Spanning 140 feet and welcoming up to 424 shipmates, the Spirit of Ethan Allen III stages public and private cruises along Lake Champlain's shoreline in prime view of the Adirondack and Green Mountain ranges. Furnished with heating and air conditioning, each of the ship's three decks seat guests for an array of occasions, including luncheon cabaret shows, brunches, dance parties, and murder-mystery dinners all fueled by the ship's executive chef. The captains disclose historical tidbits and folklore during daily narrated scenic cruises and remain quiet during nightly sunset cruises to let guests groove to background music, sip on spirited beverages, and fill out long-overdue tax forms.
The proprietors of Yogi Bear's Jellystone Park designed their site as a place where families could immerse themselves in the natural splendor of the Adirondacks with the comforts of an accommodating resort. Affording all of their campers individualized service, the team shows each guest to their campsite and delivers extra firewood upon request, and an onsite store assures campers have access to all necessary camping, picnicking, and log-rolling supplies. Cabins and campsites boast free WiFi and excellent cell-phone reception, and the grounds come loaded with activities. Kids can ride tiny trains and meet Yogi Bear and Boo Boo, and families can putt around the mini-golf course and peddle carts around the trails. Camping at Jellystone also surrounds families and friends with myriad area attractions, including Fort Ticonderoga, Ausable Chasm, and Water Slide World.
The story of the United States Navy begins on Lake Champlain.

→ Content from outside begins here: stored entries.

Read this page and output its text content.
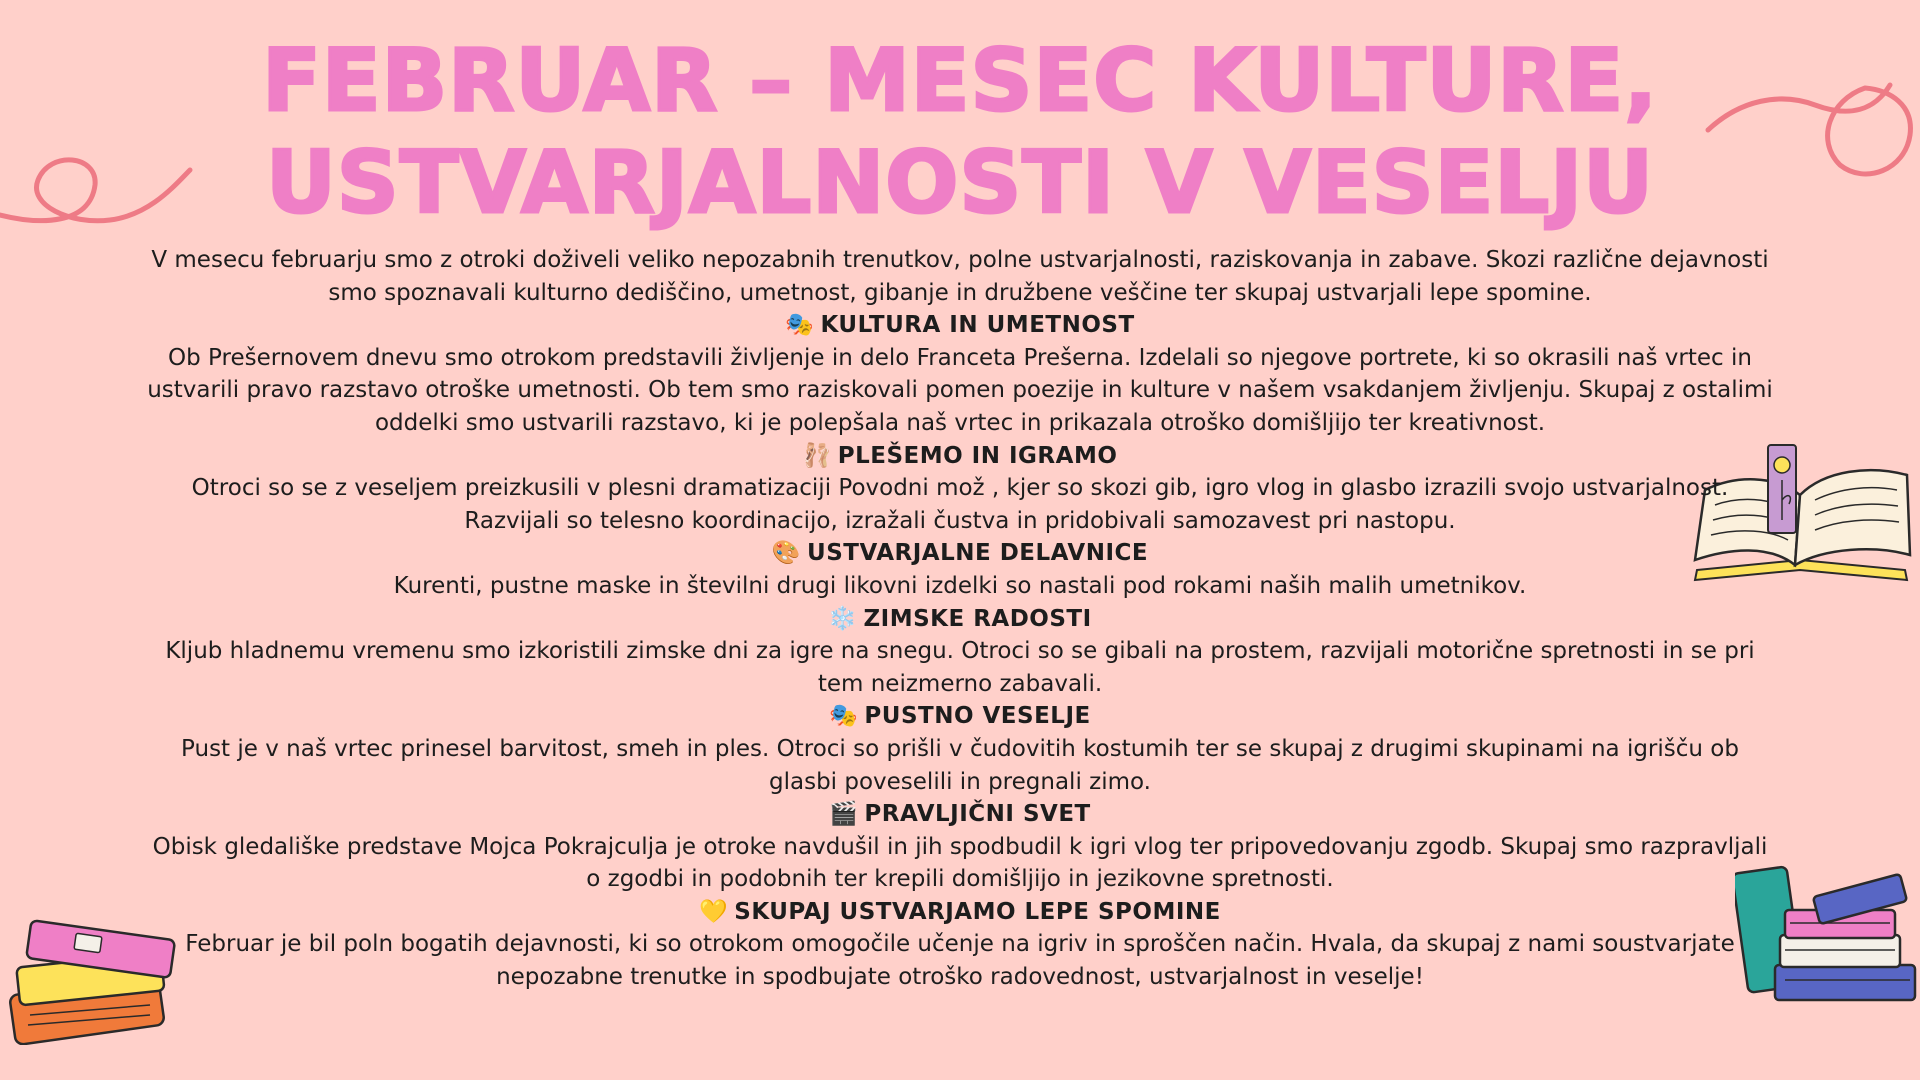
FEBRUAR – MESEC KULTURE,
USTVARJALNOSTI V VESELJU

V mesecu februarju smo z otroki doživeli veliko nepozabnih trenutkov, polne ustvarjalnosti, raziskovanja in zabave. Skozi različne dejavnosti smo spoznavali kulturno dediščino, umetnost, gibanje in družbene veščine ter skupaj ustvarjali lepe spomine.

🎭 KULTURA IN UMETNOST

Ob Prešernovem dnevu smo otrokom predstavili življenje in delo Franceta Prešerna. Izdelali so njegove portrete, ki so okrasili naš vrtec in ustvarili pravo razstavo otroške umetnosti. Ob tem smo raziskovali pomen poezije in kulture v našem vsakdanjem življenju. Skupaj z ostalimi oddelki smo ustvarili razstavo, ki je polepšala naš vrtec in prikazala otroško domišljijo ter kreativnost.

🩰 PLEŠEMO IN IGRAMO

Otroci so se z veseljem preizkusili v plesni dramatizaciji Povodni mož , kjer so skozi gib, igro vlog in glasbo izrazili svojo ustvarjalnost. Razvijali so telesno koordinacijo, izražali čustva in pridobivali samozavest pri nastopu.

🎨 USTVARJALNE DELAVNICE

Kurenti, pustne maske in številni drugi likovni izdelki so nastali pod rokami naših malih umetnikov.

❄️ ZIMSKE RADOSTI

Kljub hladnemu vremenu smo izkoristili zimske dni za igre na snegu. Otroci so se gibali na prostem, razvijali motorične spretnosti in se pri tem neizmerno zabavali.

🎭 PUSTNO VESELJE

Pust je v naš vrtec prinesel barvitost, smeh in ples. Otroci so prišli v čudovitih kostumih ter se skupaj z drugimi skupinami na igrišču ob glasbi poveselili in pregnali zimo.

🎬 PRAVLJIČNI SVET

Obisk gledališke predstave Mojca Pokrajculja je otroke navdušil in jih spodbudil k igri vlog ter pripovedovanju zgodb. Skupaj smo razpravljali o zgodbi in podobnih ter krepili domišljijo in jezikovne spretnosti.

💛 SKUPAJ USTVARJAMO LEPE SPOMINE

Februar je bil poln bogatih dejavnosti, ki so otrokom omogočile učenje na igriv in sproščen način. Hvala, da skupaj z nami soustvarjate nepozabne trenutke in spodbujate otroško radovednost, ustvarjalnost in veselje!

The year was 1776, and the fledgling American Revolution seemed doomed to failure almost before it began after a naval retreat to the town known today as Whitehall, New York. Then the Continental Congress issued a command on June 17 of 1776 "to build, with all expedition, as many galleys and armed vessels as ... shall be sufficient to make us indisputably masters of the lakes Champlain and George." By August, eight new gunboats were afloat on the lake—just in time to face the British in the Battle of Valcour.

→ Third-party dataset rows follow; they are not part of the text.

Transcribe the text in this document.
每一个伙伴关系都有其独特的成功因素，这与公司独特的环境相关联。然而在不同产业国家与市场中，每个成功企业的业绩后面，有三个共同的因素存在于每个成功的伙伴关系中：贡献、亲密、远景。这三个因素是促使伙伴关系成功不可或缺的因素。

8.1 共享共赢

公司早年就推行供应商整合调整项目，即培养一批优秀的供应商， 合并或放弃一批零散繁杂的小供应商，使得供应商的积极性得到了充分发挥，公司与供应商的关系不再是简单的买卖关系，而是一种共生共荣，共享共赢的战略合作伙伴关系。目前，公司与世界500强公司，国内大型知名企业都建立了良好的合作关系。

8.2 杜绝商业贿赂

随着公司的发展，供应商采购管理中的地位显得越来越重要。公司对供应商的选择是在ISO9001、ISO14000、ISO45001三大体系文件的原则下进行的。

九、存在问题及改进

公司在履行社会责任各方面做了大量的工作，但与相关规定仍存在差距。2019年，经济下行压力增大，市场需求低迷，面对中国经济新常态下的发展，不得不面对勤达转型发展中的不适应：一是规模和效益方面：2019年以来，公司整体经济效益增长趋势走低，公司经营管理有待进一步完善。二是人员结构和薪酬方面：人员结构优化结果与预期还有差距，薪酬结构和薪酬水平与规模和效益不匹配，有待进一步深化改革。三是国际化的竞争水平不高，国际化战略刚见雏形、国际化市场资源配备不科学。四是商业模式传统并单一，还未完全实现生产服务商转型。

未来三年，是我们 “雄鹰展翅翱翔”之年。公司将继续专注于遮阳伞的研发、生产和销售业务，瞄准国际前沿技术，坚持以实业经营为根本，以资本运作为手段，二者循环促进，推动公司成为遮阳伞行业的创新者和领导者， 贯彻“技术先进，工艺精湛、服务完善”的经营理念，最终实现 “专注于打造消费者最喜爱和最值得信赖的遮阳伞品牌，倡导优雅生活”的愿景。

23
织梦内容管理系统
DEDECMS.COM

That story and hundreds more come to life in the Lake Champlain Maritime Museum's collection of more than 15,000 artifacts, images, and documents. Visitors can marvel at the massive 10' x 8' rudder of the steamboat Champlain II, and explore her shipwreck in real time using a remote-operated vehicle. In the Hazelett Watercraft Center, the 111-year-old ice yacht Storm King towers over 90 dugouts, bark canoes, kayaks, rowing skiffs, and sailboats. But the core of the museum is the Key to Liberty exhibit, where visitors can read eyewitness accounts of the Battle of Valcour and marvel at a 9-foot scale model of a gunboat. On fair days, the full-size gunboat replica Philadelphia II sets sail, giving passengers a glimpse of a distant era without the bother of going though a time machine broker first.